Hay’s report with the crowd remained cordial throughout the night. Even when the fans would blurt out songs titles, he made sure they knew their shouting requests were appreciated, but comically inaudible. The feeble attempts were mostly in vain anyway, as Colin and his band checked off hit after hit from both his solo career and the Men at Work catalogue. “Thank you very much for listening to these songs you probably haven’t heard before,” he commended in reference to his solo material. However, despite his disparagement, everyone knew the words to songs like “I Just Don’t Think I’ll Ever Get Over You” and “Maggie.”
Age does not seem to have affected Colin Hay’s vocal ability or musicianship. He did not stray from high notes and recreated many of the mannerisms and nuances of his material with great ease. Clearly a gearhead, Hay also had a different guitar ready for each song, resulting in perfectly rendered tones that tickled lobes with nostalgia. His wife Cecilia and his band also performed magnificently. Each member was exquisitely trained in their instruments and didn’t let the adoring audience down for a moment. During “Who Can It Be Now?” the crowd exploded as Scheila Gonzales executed the iconic saxophone solo note-for-note. Cecilia added to Colin’s presence with her own flare and affinity for his music, engaging the crowd and dancing with percussion instruments, reminiscent of Stevie Nicks. In the middle of the set, she took over the mic for a Latino-infused cover of ACDC’s “Shook Me All Night Long,” complete with breakdown and flamenco guitar solo from San Miguel Perez.

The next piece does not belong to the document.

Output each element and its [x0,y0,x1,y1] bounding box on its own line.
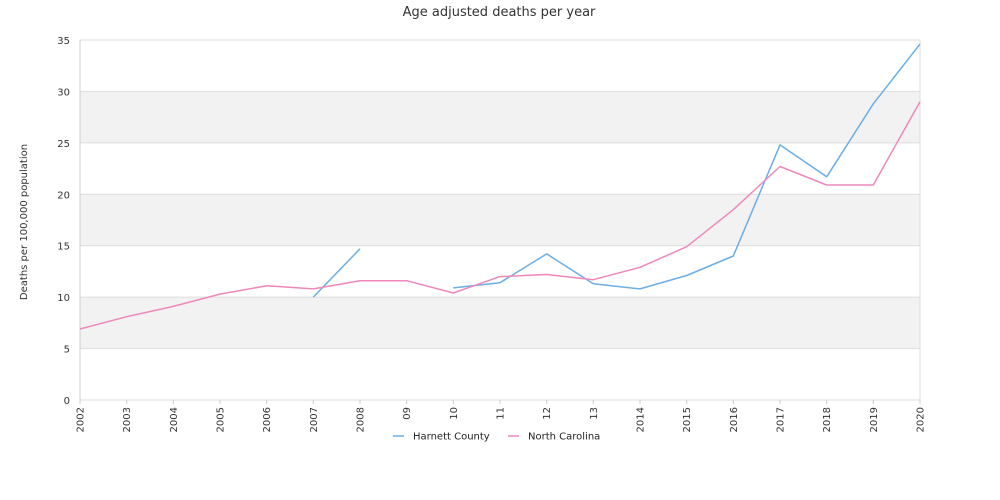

Men at Work’s “Overkill” was apparently the hit everyone was waiting for, because once the song started, the theatre seats could no longer contain their guests. “What’s gonna happen?” Hay inquired as he encouraged everyone to stand for the “final song,” the mega-hit “Down Under.” At this time, Colin took the opportunity to introduce the band, each member responding with an exertion of talent. “Normally this is the part where we would leave the stage and you all would stand and clap until we came back,” he explained after a particularly energized “Be Good Johnny,” “but there’s nothing back there but a couple of ghosts. So, we’re just going to keep on playing!”